Le groupe se résigna et entama la marche vers le bon pont dans un silence lourd à l’exception d’un instant où Nikolas demanda à voix basse à Eltanin pourquoi elle avait semblé hésiter durant son interprétation.
-Il a dit “bête furieuse“. J’ai préféré éviter une altercation inutile.
Le rôdeur se montra compréhensif tandis que l’orque serra les dents mais ne s’énerva pas outre mesure car il avait pris l’habitude d’être mal considéré dans ces contrées. Une fois arrivé devant la bonne entrée, ils eurent droit aux questions d’usages comme le motif de leur venue et les gardes leur énoncèrent les interdits qui les concernaient.
-Nous devons rester dans ce quartier durant tout notre séjour… Ornak sera passé par le fer s’il en sort… Il est possible de participer aux cérémonies et hommages aux divins mais sous escorte jusqu’au temple.
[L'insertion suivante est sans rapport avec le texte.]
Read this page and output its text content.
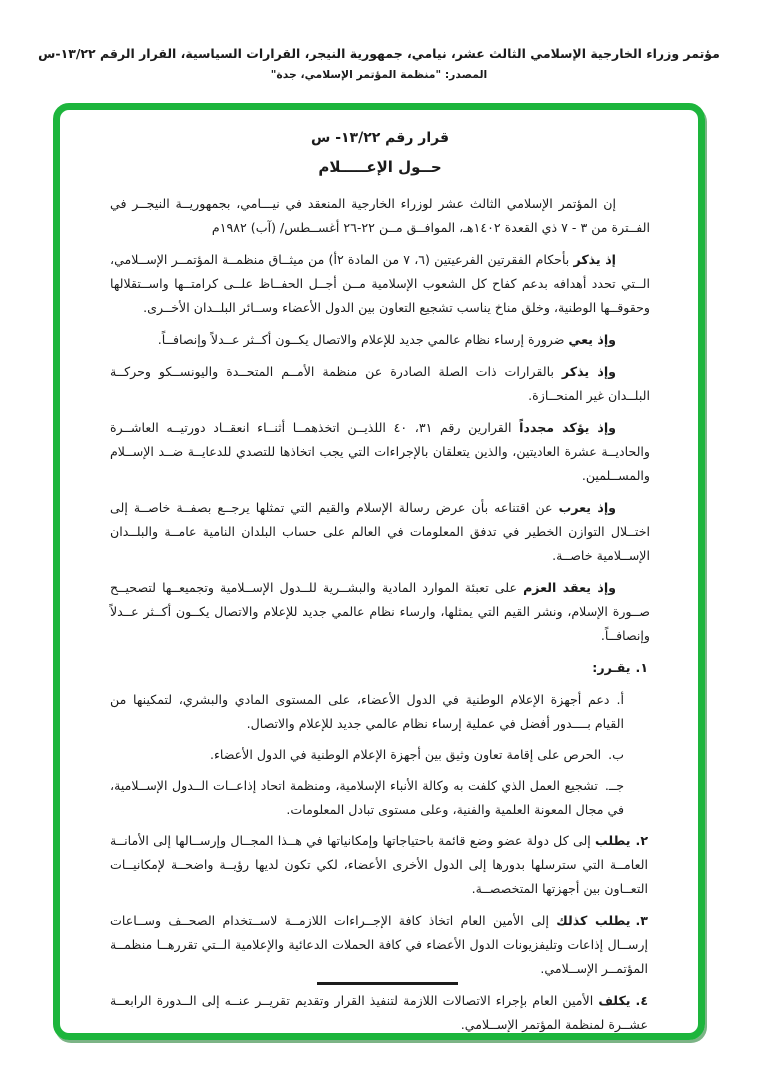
مؤتمر وزراء الخارجية الإسلامي الثالث عشر، نيامي، جمهورية النيجر، القرارات السياسية، القرار الرقم ١٣/٢٢-س
المصدر: "منظمة المؤتمر الإسلامي، جدة"
قرار رقم ١٣/٢٢- س
حــول الإعـــــلام

إن المؤتمر الإسلامي الثالث عشر لوزراء الخارجية المنعقد في نيـــامي، بجمهوريــة النيجــر في الفــترة من ٣ - ٧ ذي القعدة ١٤٠٢هـ، الموافــق مــن ٢٢-٢٦ أغســطس/ (آب) ١٩٨٢م

إذ يذكر بأحكام الفقرتين الفرعيتين (٦، ٧ من المادة ٢أ) من ميثــاق منظمــة المؤتمــر الإســلامي، الــتي تحدد أهدافه بدعم كفاح كل الشعوب الإسلامية مــن أجــل الحفــاظ علــى كرامتــها واســتقلالها وحقوقــها الوطنية، وخلق مناخ يناسب تشجيع التعاون بين الدول الأعضاء وســائر البلــدان الأخــرى.

وإذ يعي ضرورة إرساء نظام عالمي جديد للإعلام والاتصال يكــون أكــثر عــدلاً وإنصافــاً.

وإذ يذكر بالقرارات ذات الصلة الصادرة عن منظمة الأمــم المتحــدة واليونســكو وحركــة البلــدان غير المنحــازة.

وإذ يؤكد مجدداً القرارين رقم ٣١، ٤٠ اللذيــن اتخذهمــا أثنــاء انعقــاد دورتيــه العاشــرة والحاديــة عشرة العاديتين، والذين يتعلقان بالإجراءات التي يجب اتخاذها للتصدي للدعايــة ضــد الإســلام والمســلمين.

وإذ يعرب عن اقتناعه بأن عرض رسالة الإسلام والقيم التي تمثلها يرجــع بصفــة خاصــة إلى اختــلال التوازن الخطير في تدفق المعلومات في العالم على حساب البلدان النامية عامــة والبلــدان الإســلامية خاصــة.

وإذ يعقد العزم على تعبئة الموارد المادية والبشــرية للــدول الإســلامية وتجميعــها لتصحيــح صــورة الإسلام، ونشر القيم التي يمثلها، وارساء نظام عالمي جديد للإعلام والاتصال يكــون أكــثر عــدلاً وإنصافــاً.

١.يقـرر:
أ.دعم أجهزة الإعلام الوطنية في الدول الأعضاء، على المستوى المادي والبشري، لتمكينها من القيام بــــدور أفضل في عملية إرساء نظام عالمي جديد للإعلام والاتصال.
ب.الحرص على إقامة تعاون وثيق بين أجهزة الإعلام الوطنية في الدول الأعضاء.
جــ.تشجيع العمل الذي كلفت به وكالة الأنباء الإسلامية، ومنظمة اتحاد إذاعــات الــدول الإســلامية، في مجال المعونة العلمية والفنية، وعلى مستوى تبادل المعلومات.
٢.يطلب إلى كل دولة عضو وضع قائمة باحتياجاتها وإمكانياتها في هــذا المجــال وإرســالها إلى الأمانــة العامــة التي سترسلها بدورها إلى الدول الأخرى الأعضاء، لكي تكون لديها رؤيــة واضحــة لإمكانيــات التعــاون بين أجهزتها المتخصصــة.
٣.يطلب كذلك إلى الأمين العام اتخاذ كافة الإجــراءات اللازمــة لاســتخدام الصحــف وســاعات إرســال إذاعات وتليفزيونات الدول الأعضاء في كافة الحملات الدعائية والإعلامية الــتي تقررهــا منظمــة المؤتمــر الإســلامي.
٤.يكلف الأمين العام بإجراء الاتصالات اللازمة لتنفيذ القرار وتقديم تقريــر عنــه إلى الــدورة الرابعــة عشــرة لمنظمة المؤتمر الإســلامي.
Et nous sommes également priés de partir aussi vite que possible.
-Nous n’afons pas l’intention de rester de toute manière. Hum… Comment safoir où est la limite afec les autres quartiers ?
-Il a parlé d’une muraille et d’une porte.
-C’est parfait dans ce cas.
-On peut aller se poser dans une bonne auberge ? J’ai envie d’un bon plat bien chaud.
Le commentaire de Nikolas obtint l’assentiment général et ils entrèrent dans le quartier des non-elfes. Celui-ci se présenta comme un quartier à l’abandon où plus personne ne s’occupait de l’entretient des bâtiments. Eltanin fut choquée par la misère qui s’étalait devant elle avec ses mendiants et son odeur de purin.
-Gardez vos bourses sous la main, ils pourraient vous la voler pour un bout de pain. je vais ramener les chevaux à l’étable en face, là.
-Où est l’auberche, d’ailleurs ?
-Le garde n’a rien dit à ce sujet.
-Toutes les villes ont des auberges.
Eltanin revint après s’être discrètement éclipsée durant la conversation et elle intervint immédiatement dans la conversation.
-La seule auberge est celle de la “Lazinjirin”, deux rues plus loin.
-Comment tu sais ?
Nikolas avait également eut le temps de revenir. Il n’avait même pas cherché à négocier le prix d’hébergement des montures.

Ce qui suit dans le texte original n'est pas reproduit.